Sede de uma respeitável escola medieval de calígrafos e iluministas (se bem que muitos dos trabalhos produzidos encontram-se actualmente expostos em museus como o de Putna), o mosteiro de Humor, também por ser o primeiro que franqueio, convida a permanecer e a uma segunda contemplação, agora mais focada no pórtico, nas pinturas do Juízo Final, com os seus elementos decorativos tipicamente moldávios, em três imagens rectangulares, pintadas a vermelho, a branco e a preto e exclusivas de Humor, representando o fogo, o frio e a escuridão do Inferno.

Uma vez no interior, por onde a luz do sol tenta insinuar-se através das pequenas janelas — e por isso conserva sempre a frescura — a expressão de espanto não diminui, aqui e acolá até se acentua, talvez exacerbado pela atmosfera silenciosa, pelo mosaico de cores, pelas pinturas de Theodor Bubuiog (o fundador, falecido em 1539, encontra-se sepultado, tal como a sua mulher, em Humor) oferecendo, com a ajuda da Virgem Maria, uma réplica do mosteiro a Cristo e outras, na primeira divisão, designada pronaos, exibindo diferentes cenas de mártires ou, finalmente, sobre a fronteira decorativa, uma representação pictórica dos três primeiros meses do calendário ortodoxo (synaxary), Setembro, Outubro e Novembro.

- Aqui, neste lugar tão especial, o meu coração enche-se de alegria.

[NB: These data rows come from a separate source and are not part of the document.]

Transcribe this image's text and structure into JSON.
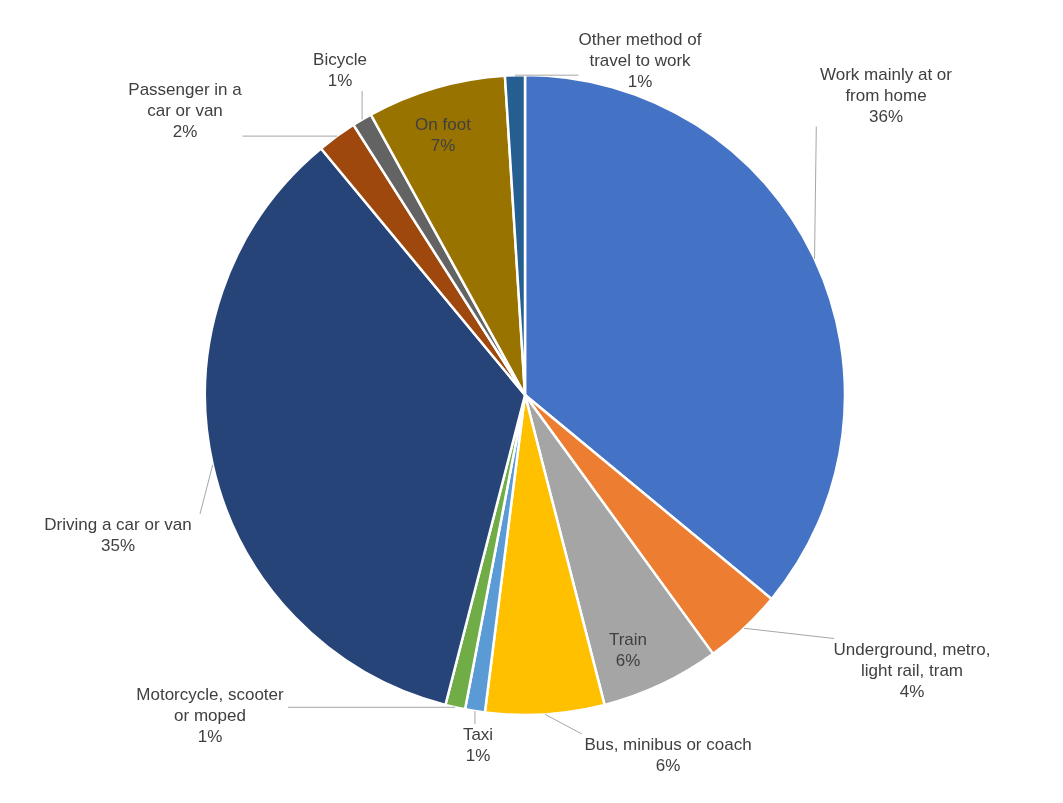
{
  "chart_data": {
    "type": "pie",
    "categories": [
      "Work mainly at or from home",
      "Underground, metro, light rail, tram",
      "Train",
      "Bus, minibus or coach",
      "Taxi",
      "Motorcycle, scooter or moped",
      "Driving a car or van",
      "Passenger in a car or van",
      "Bicycle",
      "On foot",
      "Other method of travel to work"
    ],
    "values": [
      36,
      4,
      6,
      6,
      1,
      1,
      35,
      2,
      1,
      7,
      1
    ],
    "colors": [
      "#4472c4",
      "#ed7d31",
      "#a5a5a5",
      "#ffc000",
      "#5b9bd5",
      "#70ad47",
      "#264478",
      "#9e480e",
      "#636363",
      "#997300",
      "#255e91"
    ],
    "value_labels": [
      "36%",
      "4%",
      "6%",
      "6%",
      "1%",
      "1%",
      "35%",
      "2%",
      "1%",
      "7%",
      "1%"
    ]
  }
}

Despeço-me da irmã e saio para a rua, ao encontro de duas senhoras, sorridentes, bonitos e floridos lenços cobrindo-lhe a cabeça, que me tentam vender ovos da Páscoa, ricamente pintados. Em Bucovina, há uma crença popular que diz que se um ovo santificado não se rachar até à Páscoa (ocorreu no dia 1 de Maio) seguinte, a família será protegida durante o ano inteiro — e deste modo nasceu a tradição, ainda hoje preservada, de coleccionar os ovos decorados que são colocados numa bandeja.

O azul de Voronet

À boleia, em poucos minutos, regresso a Gura Humorului. A cidade fervilha de vida com o seu mercado de comida para animais. Percorro dois quilómetros a pé, até ao cruzamento que me irá levar a Voronet. Faço sinal a um casal que vai incitando o cavalo a puxar a carroça e o homem, com umas mãos com uns dedos sapudos, obriga o animal a deter-se e eu salto para aquele que é um dos meios de transporte típicos da região. Apenas trocamos sorrisos, eles, de costas para mim, vão partilhando uns salgados que logo me oferecem, dando mais uma prova da genuína hospitalidade do povo romeno, tão em contraste com a imagem que dele temos.

- Casei com uma mulher natural de Bucovina mas durante uns anos vivi em Madrid. Nessa altura, tive uma namorada espanhola e, pouco depois de a conhecer, convidei-a a visitar a Roménia. Ela mostrou-se sempre renitente, queria todas as informações, exigia contactos telefónicos, saber com rigor os lugares onde supostamente a levaria. Finalmente, acabou por vir e, uns dias mais tarde, admirada, perguntou-me: mas a Roménia é assim, um país tão bonito, com gente tão amável? Eu não lhe disse, mas pensei, enquanto sorria: a ignorância limita as nossas fronteiras.